Kotak Makan Biru Tua

16.1K 257 3
                                    

Tiga hari setelah acara gratis makan malam itu, aku tidak pernah lagi bertemu dengan pak David di rumah sakit maupun dimanapun. Karna sift kerja kita yang berbeda apalagi dengan profesiku sebagai dokter kandungan yang harus siap setiap saat kapanpun aku dibutuhkan.
Meskipun aku yang seharusnya libur, tidak dapat menutup kemungkinan bahwa aku akan mendapat panggilan darurat dari pihak rumah sakit.

Itu semua bisa saja terjadi, bahkan bukan hanya untuk dokter kandungan sepertiku.
Bisa jadi juga dokter bedah seperti pak David pun dibutuhkan meski dikala dirinya sedang berlibur sekalipun.
Karna pada hakekatnya, berprofesi sebagai seorang dokter bukan hanya untuk menyembuhkan namun juga mengurangi segala kemungkinan terjadinya kejadian yang lebih fatal atau lebih tepatnya untuk mencegah adanya hal yang lebih buruk lagi untuk para pasiennya.

Dan kini, datanglah hari yang aku tunggu tunggu. Yaitu hari dimana aku masuk praktek pagi yang itu berarti aku bisa bertemu dengan pak David.

Aku tidak ingin ini semua terjadi.
Aku mencoba untuk memendam sebuah rasa yang belum pernah ada di hatiku. Aku juga mencoba untuk melupakannya.
Tapi sayangnya itu semua seakan sangat berat bagiku. Aku merasa semakin bertambahnya hari aku semakin mengaguminya dengan segala pesonanya secara natural dan tidak dibuat buat sama sekali. Aku semakin menaruh rasa padanya dan aku semakin terus memikirkannya bila aku tidak bertemu dengannya di setiap hariku meski itu hanya sekali.
Aku ingin mencoba untuk menjauhinya, tapi hati kecilku terus tergerak ingin selalu melihatnya dan tebar pesona di hadapannya.
Otakku menolak untuk melakukan ini semua, namun hatiku terus mendorong diriku agar lebih masuk di dalamnya.

Aku yang belum menggunakan jas kebesaranku sebagai seorang dokter berjalan bak super model yang sedang catwalk menggunakan mini dress berbahan burkat dengan lengan tanggung dan panjang dress tepat di atas lututku.
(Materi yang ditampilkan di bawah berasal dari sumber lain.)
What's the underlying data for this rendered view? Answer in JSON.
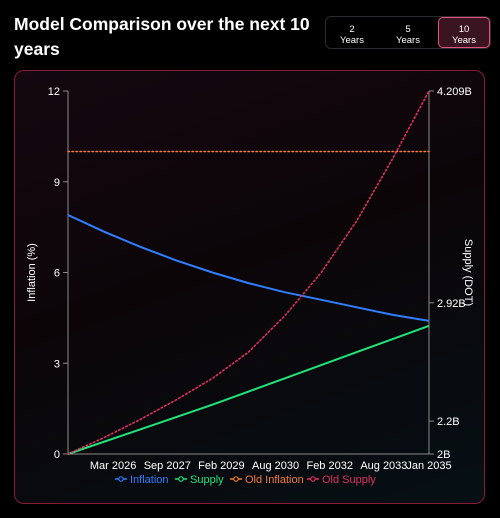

Dilengkapi dengan sepatu Vans berwarna hitam bertali putih yang semakin melengkapi penampilanku dan jangan lupakan make up tipisku yang selalu menjadi andalanku setiap mendekati seorang pria yang sedang aku incar.

Aku terus berjalan lurus ke suatu ruangan yang menjadi tujuan utama ku di pagi hari ini. Bukan ruanganku tentunya, ya kemana lagi kalau bukan ke ruangan pak David si dokter bedah berparas tampan yang kini telah mengukir dengan jelas namanya di hati dan pikiranku disetiap waktu.

Senyuman manis nan indah yang bisa membuat diabetes ku pasang baik baik di wajah cantikku.
Aku pandangi terus kotak berwarna biru tua yang sedang aku pegangi sedari tadi sejak aku pertama keluar dari apartemen.

Kira kira apa yang akan dikatakan oleh pak David tentang masakanku ini, batinku bertanya pada diri sendiri.

Masakanmu sangat enak Melliza.. atau..

Ini pertama kalinya saya merasakan masakan seenak ini, kamu sangat pandai memasak dr. Melliza.

Segala bayangan manis telah menghampiri imajinasi konyolku. Berharap akan ada seutas senyum manis yang membuat diriku semangat di pagi hari ini.

Melliza: "Aku terus membayangkan senyumannya itu, aku sangat berharap dia bisa tersenyum tulus padaku" gumamku pada diriku sendiri.

"Ellizaaaaaa..." suara lantang melintang yang sudah pasti adalah milik seseorang yang sesuai dengan dugaanku.

Bisa aku tebak siapa pemilik suara yang sedang memanggilku ini, suara yang bahkan bisa membangunkan para mayat di kamar jenazah.

Aku pun berhenti berjalan karna panggilannya, dan perlahan membalikkan badanku untuk melihat ke arah sumber suara itu.

Marsya: "Elliza. Kamu sudah mulai pikun atau sedang salah jalan?" kalimat pertamanya langsung menyapa.

Marsya: "Bisa bisanya berjalan sampai disini" tanyanya yang sudah berdiri di hadapan ku kali ini.